8. Putusan atas Perkara Nomor 36/PUU-XV/2017, 37/PUU-XV/2017, dan 40/PUU-XV/2017 sebagaimana perubahan dari Putusan atas Perkara Nomor 012-016-019/PUU-IV/2006, 19/PUU-V/2007, 37-39/PUUVIII/2010, dan Nomor 5/PUU-IX/2011. 9. Pendapat Hukum atau Doktrin

Analisis A. Pengertian Hak Angket Berdasarkan Pasal 79 ayat (3) Undang - Undang Republik Indonesia Nomor 2 Tahun 2018 tentang Perubahan Kedua Atas Undang Undang Nomor 17 Tahun 2014 tentang Majelis Permusyawarata Rakyat, Dewan Perwakilan Rakyat , Dewan Perwakilan Daerah , dan Dewan Perwakilan Rakyat Daerah Hak angket adalah hak DPR untuk melakukan penyelidikan terhadap pelaksanaan suatu undang-undang dan/atau kebijakan Pemerintah yang berkaitan dengan hal penting, strategis, dan berdampak luas pada kehidupan bermasyarakat, berbangsa, dan bernegara yang diduga bertentangan dengan peraturan perundang-undangan. B. Hak DPR dalam Menjalankan Tugas dan Fungsinya Dalam menjalankan tugas dan fungsinya, khususnya terkait pelaksanaan fungsi pengawasan, DPR dibekali 3 (tiga) hak, yakni: 1. Hak Interpelasi: hak DPR untuk meminta keterangan kepada Pemerintah mengenai kebijakan pemerintah yang penting dan strategis serta berdampak luas pada kehidupan bermasyarakat, berbangsa, dan bernegara. 2. Hak Angket hak DPR untuk melakukan penyelidikan terhadap pelaksanaan suatu undang-undang/kebijakan pemerintah yang berkaitan dengan hal penting, strategis, dan berdampak luas pada kehidupan bermasyarakat, berbangsa, dan bernegara yang diduga bertentangan dengan peraturan perundang-undangan. 3. Hak Menyatakan Pendapat: hak DPR untuk menyatakan pendapat atas: a. Kebijakan pemerintah atau mengenai kejadian luar biasa yang terjadi di tanah air atau di dunia internasional b. Tindak lanjut pelaksanaan hak interpelasi dan hak angket; atau

c. Dugaan bahwa Presiden dan/atau Wakil Presiden melakukan pelanggaran hukum baik berupa pengkhianatan terhadap negara, korupsi, penyuapan, tindak pidana berat lainnya, maupun perbuatan tercela, dan/atau Presiden dan/atau Wakil Presiden tidak lagi memenuhi syarat sebagai Presiden dan/atau Wakil Presiden. Terkait dengan fungsi pengawasan, DPR memiliki tugas dan wewenang:  

Melakukan pengawasan terhadap pelaksanaan UU, APBN dan kebijakan pemerintah Membahas dan menindaklanjuti hasil pengawasan yang disampaikan oleh DPD (terkait pelaksanaan UU mengenai otonomi daerah, pembentukan, pemekaran dan penggabungan daerah, pengelolaan SDA dan SDE lainnya, pelaksanaan APBN, pajak, pendidikan dan agama)

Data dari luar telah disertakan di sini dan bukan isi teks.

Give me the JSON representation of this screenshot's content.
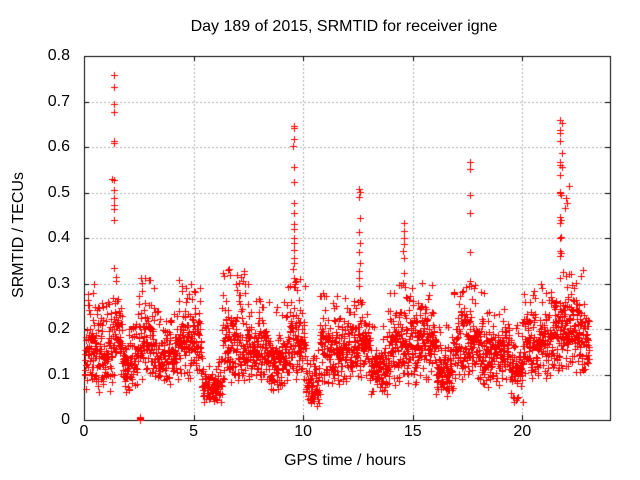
{
  "chart_data": {
    "type": "scatter",
    "title": "Day 189 of 2015, SRMTID for receiver igne",
    "xlabel": "GPS time / hours",
    "ylabel": "SRMTID / TECUs",
    "xlim": [
      0,
      24
    ],
    "ylim": [
      0,
      0.8
    ],
    "xticks": [
      0,
      5,
      10,
      15,
      20
    ],
    "xtick_labels": [
      "0",
      "5",
      "10",
      "15",
      "20"
    ],
    "yticks": [
      0,
      0.1,
      0.2,
      0.3,
      0.4,
      0.5,
      0.6,
      0.7,
      0.8
    ],
    "ytick_labels": [
      "0",
      "0.1",
      "0.2",
      "0.3",
      "0.4",
      "0.5",
      "0.6",
      "0.7",
      "0.8"
    ],
    "grid": {
      "visible": true,
      "style": "dotted",
      "color": "#b4b4b4"
    },
    "legend": "none",
    "marker": {
      "shape": "plus",
      "color": "#ff0000",
      "size": 7
    },
    "axis_color": "#000000",
    "background": "#ffffff",
    "seed": 20150189,
    "high_points": [
      [
        1.37,
        0.758
      ],
      [
        1.37,
        0.732
      ],
      [
        1.38,
        0.695
      ],
      [
        1.37,
        0.678
      ],
      [
        1.36,
        0.613
      ],
      [
        1.375,
        0.609
      ],
      [
        1.3,
        0.53
      ],
      [
        1.38,
        0.528
      ],
      [
        1.35,
        0.505
      ],
      [
        1.37,
        0.488
      ],
      [
        1.375,
        0.472
      ],
      [
        1.385,
        0.464
      ],
      [
        1.37,
        0.44
      ],
      [
        1.39,
        0.335
      ],
      [
        1.44,
        0.315
      ],
      [
        2.6,
        0.312
      ],
      [
        2.95,
        0.308
      ],
      [
        4.35,
        0.308
      ],
      [
        6.6,
        0.332
      ],
      [
        6.65,
        0.318
      ],
      [
        6.92,
        0.3
      ],
      [
        7.48,
        0.298
      ],
      [
        9.56,
        0.647
      ],
      [
        9.57,
        0.641
      ],
      [
        9.56,
        0.618
      ],
      [
        9.55,
        0.603
      ],
      [
        9.57,
        0.555
      ],
      [
        9.56,
        0.523
      ],
      [
        9.58,
        0.477
      ],
      [
        9.56,
        0.456
      ],
      [
        9.6,
        0.431
      ],
      [
        9.58,
        0.42
      ],
      [
        9.57,
        0.401
      ],
      [
        9.56,
        0.389
      ],
      [
        9.58,
        0.374
      ],
      [
        9.56,
        0.356
      ],
      [
        9.57,
        0.345
      ],
      [
        9.55,
        0.332
      ],
      [
        9.56,
        0.313
      ],
      [
        9.62,
        0.303
      ],
      [
        12.57,
        0.508
      ],
      [
        12.585,
        0.502
      ],
      [
        12.57,
        0.49
      ],
      [
        12.58,
        0.443
      ],
      [
        12.56,
        0.413
      ],
      [
        12.58,
        0.389
      ],
      [
        12.57,
        0.369
      ],
      [
        12.58,
        0.346
      ],
      [
        12.56,
        0.328
      ],
      [
        12.57,
        0.311
      ],
      [
        12.61,
        0.263
      ],
      [
        12.64,
        0.256
      ],
      [
        14.58,
        0.432
      ],
      [
        14.6,
        0.416
      ],
      [
        14.58,
        0.401
      ],
      [
        14.59,
        0.387
      ],
      [
        14.57,
        0.371
      ],
      [
        14.58,
        0.357
      ],
      [
        14.6,
        0.323
      ],
      [
        14.57,
        0.302
      ],
      [
        14.63,
        0.292
      ],
      [
        14.35,
        0.297
      ],
      [
        15.42,
        0.302
      ],
      [
        17.6,
        0.566
      ],
      [
        17.61,
        0.552
      ],
      [
        17.6,
        0.494
      ],
      [
        17.62,
        0.454
      ],
      [
        17.6,
        0.37
      ],
      [
        17.63,
        0.305
      ],
      [
        17.57,
        0.295
      ],
      [
        18.25,
        0.28
      ],
      [
        21.72,
        0.659
      ],
      [
        21.8,
        0.652
      ],
      [
        21.73,
        0.637
      ],
      [
        21.735,
        0.631
      ],
      [
        21.72,
        0.613
      ],
      [
        21.8,
        0.587
      ],
      [
        21.72,
        0.567
      ],
      [
        21.73,
        0.561
      ],
      [
        21.81,
        0.556
      ],
      [
        21.72,
        0.538
      ],
      [
        22.13,
        0.514
      ],
      [
        21.7,
        0.501
      ],
      [
        21.74,
        0.498
      ],
      [
        21.76,
        0.494
      ],
      [
        21.98,
        0.489
      ],
      [
        22.03,
        0.476
      ],
      [
        21.95,
        0.467
      ],
      [
        21.73,
        0.447
      ],
      [
        21.76,
        0.439
      ],
      [
        21.74,
        0.432
      ],
      [
        21.75,
        0.403
      ],
      [
        21.73,
        0.399
      ],
      [
        21.7,
        0.371
      ],
      [
        21.76,
        0.366
      ],
      [
        21.72,
        0.361
      ],
      [
        21.74,
        0.312
      ],
      [
        20.85,
        0.3
      ],
      [
        20.9,
        0.29
      ],
      [
        22.78,
        0.33
      ]
    ],
    "zero_cluster": [
      [
        2.555,
        0.0
      ],
      [
        2.56,
        0.004
      ],
      [
        2.565,
        0.002
      ],
      [
        2.555,
        0.006
      ],
      [
        2.565,
        0.007
      ]
    ],
    "baseline_segments": [
      {
        "x0": 0.02,
        "x1": 0.5,
        "lo": 0.06,
        "hi": 0.305,
        "rate": 130
      },
      {
        "x0": 0.5,
        "x1": 1.3,
        "lo": 0.06,
        "hi": 0.28,
        "rate": 122
      },
      {
        "x0": 1.3,
        "x1": 1.75,
        "lo": 0.1,
        "hi": 0.32,
        "rate": 128
      },
      {
        "x0": 1.75,
        "x1": 2.45,
        "lo": 0.06,
        "hi": 0.22,
        "rate": 120
      },
      {
        "x0": 2.45,
        "x1": 3.2,
        "lo": 0.08,
        "hi": 0.315,
        "rate": 124
      },
      {
        "x0": 3.2,
        "x1": 4.2,
        "lo": 0.08,
        "hi": 0.24,
        "rate": 120
      },
      {
        "x0": 4.2,
        "x1": 5.35,
        "lo": 0.09,
        "hi": 0.3,
        "rate": 124
      },
      {
        "x0": 5.35,
        "x1": 6.3,
        "lo": 0.035,
        "hi": 0.14,
        "rate": 118
      },
      {
        "x0": 6.3,
        "x1": 7.35,
        "lo": 0.07,
        "hi": 0.33,
        "rate": 124
      },
      {
        "x0": 7.35,
        "x1": 8.4,
        "lo": 0.09,
        "hi": 0.27,
        "rate": 124
      },
      {
        "x0": 8.4,
        "x1": 9.3,
        "lo": 0.05,
        "hi": 0.26,
        "rate": 124
      },
      {
        "x0": 9.3,
        "x1": 10.1,
        "lo": 0.09,
        "hi": 0.31,
        "rate": 128
      },
      {
        "x0": 10.1,
        "x1": 10.75,
        "lo": 0.03,
        "hi": 0.16,
        "rate": 114
      },
      {
        "x0": 10.75,
        "x1": 12.3,
        "lo": 0.08,
        "hi": 0.28,
        "rate": 124
      },
      {
        "x0": 12.3,
        "x1": 13.05,
        "lo": 0.09,
        "hi": 0.3,
        "rate": 124
      },
      {
        "x0": 13.05,
        "x1": 13.85,
        "lo": 0.05,
        "hi": 0.21,
        "rate": 118
      },
      {
        "x0": 13.85,
        "x1": 15.25,
        "lo": 0.07,
        "hi": 0.3,
        "rate": 124
      },
      {
        "x0": 15.25,
        "x1": 16.05,
        "lo": 0.09,
        "hi": 0.305,
        "rate": 124
      },
      {
        "x0": 16.05,
        "x1": 16.85,
        "lo": 0.05,
        "hi": 0.21,
        "rate": 118
      },
      {
        "x0": 16.85,
        "x1": 18.15,
        "lo": 0.09,
        "hi": 0.3,
        "rate": 124
      },
      {
        "x0": 18.15,
        "x1": 19.45,
        "lo": 0.07,
        "hi": 0.25,
        "rate": 120
      },
      {
        "x0": 19.45,
        "x1": 20.05,
        "lo": 0.04,
        "hi": 0.22,
        "rate": 114
      },
      {
        "x0": 20.05,
        "x1": 21.45,
        "lo": 0.09,
        "hi": 0.285,
        "rate": 124
      },
      {
        "x0": 21.45,
        "x1": 22.35,
        "lo": 0.11,
        "hi": 0.335,
        "rate": 134
      },
      {
        "x0": 22.35,
        "x1": 23.05,
        "lo": 0.09,
        "hi": 0.33,
        "rate": 130
      }
    ]
  }
}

C. Komisi Pemberantasan Korupsi Undang- Undang Republik Indonesia Nomor 30 Tahun 2002 tentang Komisi Tindak Pidana Korupsi : Pasal 3 Komisi Pemberantasan Korupsi adalah lembaga negara yang dalam melaksanakan tugas dan wewenangnya bersifat independen dan bebas dari pengaruh kekuasaan manapun. Pasal 4 Komisi Pemberantasan Korupsi dibentuk dengan tujuan meningkatkan daya guna dan hasil guna terhadap upaya pemberantasan tindak pidana korupsi. Pasal 5 Dalam menjalankan tugas dan wewenangnya, Komisi Pemberantasan Korupsi berasaskan pada : a. kepastian hukum b. keterbukaan c. akuntabilitas d. kepentingan umum e. proporsionalitas. Pasal 6 Komisi Pemberantasan Korupsi mempunyai tugas:

a. koordinasi dengan instansi yang berwenang melakukan pemberantasan tindak pidana korupsi b. supervisi terhadap instansi yang berwenang melakukan pemberantasan tindak pidana korupsi c. melakukan penyelidikan, penyidikan, dan penuntutan terhadap tindak pidana korupsi d. melakukan tindakan-tindakan pencegahan tindak pidana korupsi; dan e. melakukan monitor terhadap penyelenggaraan pemerintahan negara. Pasal 7 Komisi Pemberantasan Korupsi mempunyai wewenang: a. mengkoordinasikan penyelidikan, penyidikan, dan penuntutan tindak pidana korupsi b. menetapkan sistem pelaporan dalam kegiatan pemberantasan tindak pidana korupsi c. meminta informasi tentang kegiatan pemberantasan tindak pidana korupsi kepada instansi yang terkait d. melaksanakan dengar pendapat atau pertemuan dengan instansi yang berwenang melakukan pemberantasan tindak pidana korupsi e. meminta laporan instansi terkait mengenai pencegahan tindak pidana korupsi. Pasal 15 Komisi Pemberantasan Korupsi mempunyai kewajiban : a. memberikan perlindungan terhadap saksi atau pelapor yang menyampaikan laporan ataupun memberikan keterangan mengenai terjadinya tindak pidana korupsi b. memberikan informasi kepada masyarakat yang memerlukan atau memberikan bantuan untuk memperoleh data lain yang berkaitan dengan hasil penuntutan tindak pidana korupsi yang ditanganinya c. menyusun laporan tahunan dan menyampaikannya kepada Presiden Republik Indonesia, Dewan Perwakilan Rakyat Republik Indonesia, dan Badan Pemeriksa Keuangan d. menegakkan sumpah jabatan e. menjalankan tugas, tanggung jawab, dan wewenangnya berdasarkan asas-asas sebagaimana dimaksud dalam Pasal 5. D. Apakah Komisi Pemberantasan Korupsi (KPK) dapat diangket oleh Dewan Perwakilan Rakyat (DPR) ?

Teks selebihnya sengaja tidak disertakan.